Suède : une installation fait scandale pour ses connotations racistes

La performance artistique de l’artiste suédois d’origine africaine Makode Lindé a choqué certains de ses compatriotes qui la qualifient de raciste. Son œuvre, un gâteau en forme de buste d’un femme noire, a été coupé au niveau des parties génitales pour dénoncer l’excision en Afrique.

Makode Linde voulait dénoncer les mutilations génitales en Afrique mais sa performance a indigné la Suède et a été qualifié d’acte raciste par plusieurs associations suédoises. L’artiste suédois, d’origine africaine, a imaginé une installation où un gâteau, représentant un buste de femme noire, est coupé au niveau des ses parties génitales. Objectif : démontrer l’horreur de l’excision. Pour célébrer la Journée mondiale de l’art, le 15 avril, l’œuvre a été inaugurée avec enthousiasme par la ministre suédoise de la Culture Lena Adelsohn Liljeroth au Moderna Museet de Stockholm. A l’instar de la ministre, tous les convives étaient invités à se servir une part du gâteau, selon le rituel convenu. A chaque coupe, Makode Linde, dont la tête grossièrement maquillée complétait l’œuvre, criait pour exprimer la douleur des femmes mutilées. L’artiste a publié des photos et des vidéos de son œuvre, qu’il décrit comme des images de sa « performance de mutilation génitale féminine (…) » sur sa page Facebook.

Une œuvre choquante

Tout en soulignant l’impérieuse nécessité de lutter contre les mutilations génitales pratiquées à divers endroits de la planète, plusieurs associations reprochent à Makode Linde de véhiculer des clichés purement racistes. Selon ces associations, son gâteau serait une caricature des femmes africaines, outrageusement maquillées, qui auraient un gros ventre et une poitrine opulente. Kitimbwa Sabuni, la porte-parole de l’association nationale afro-suédoise, considère que « la participation du ministre – qui riait, buvait et mangeait du gâteau – a amplifié l’insulte que constituait cette manifestation pour les personnes souffrant de railleries racistes et les femmes victimes d’excision ».

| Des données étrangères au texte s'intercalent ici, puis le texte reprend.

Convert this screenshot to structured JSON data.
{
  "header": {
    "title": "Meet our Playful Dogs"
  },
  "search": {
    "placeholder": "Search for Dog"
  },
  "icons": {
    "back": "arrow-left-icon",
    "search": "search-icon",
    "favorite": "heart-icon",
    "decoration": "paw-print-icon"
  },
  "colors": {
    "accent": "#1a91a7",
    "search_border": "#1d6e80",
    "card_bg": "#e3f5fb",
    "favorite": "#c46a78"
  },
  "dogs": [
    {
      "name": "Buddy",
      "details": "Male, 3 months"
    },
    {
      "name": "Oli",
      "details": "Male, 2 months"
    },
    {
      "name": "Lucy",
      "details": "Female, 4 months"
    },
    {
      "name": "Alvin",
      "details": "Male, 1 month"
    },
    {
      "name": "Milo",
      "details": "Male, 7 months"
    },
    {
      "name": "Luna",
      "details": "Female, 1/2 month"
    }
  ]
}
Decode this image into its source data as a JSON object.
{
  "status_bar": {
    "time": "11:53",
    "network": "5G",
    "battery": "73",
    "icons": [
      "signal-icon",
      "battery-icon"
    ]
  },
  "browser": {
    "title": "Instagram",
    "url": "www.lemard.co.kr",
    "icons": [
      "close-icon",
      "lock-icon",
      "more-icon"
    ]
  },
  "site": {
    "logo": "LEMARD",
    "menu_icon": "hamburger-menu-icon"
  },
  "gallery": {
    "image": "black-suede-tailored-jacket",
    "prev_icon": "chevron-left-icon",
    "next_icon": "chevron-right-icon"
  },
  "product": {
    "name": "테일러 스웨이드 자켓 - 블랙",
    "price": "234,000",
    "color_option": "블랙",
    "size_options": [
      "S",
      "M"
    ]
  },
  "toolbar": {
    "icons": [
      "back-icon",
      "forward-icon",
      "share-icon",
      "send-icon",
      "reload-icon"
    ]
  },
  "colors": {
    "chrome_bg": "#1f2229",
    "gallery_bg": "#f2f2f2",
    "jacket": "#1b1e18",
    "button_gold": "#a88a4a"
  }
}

Face à la polémique, Lena Adelsohn Liljeroth estime qu’elle n’« a rien fait de mal ». Elle reconnaît toutefois que les intentions de Makode Linde peuvent être mal interprétées. « L’artiste dit avoir voulu défier la vision occidentale romantique et exotique d’une réalité aussi violente que raciste », a-t-elle déclaré. « L’art doit être provocateur », a-t-elle conclu. La ministre a été priée de démissionner, selon le Huffington Post.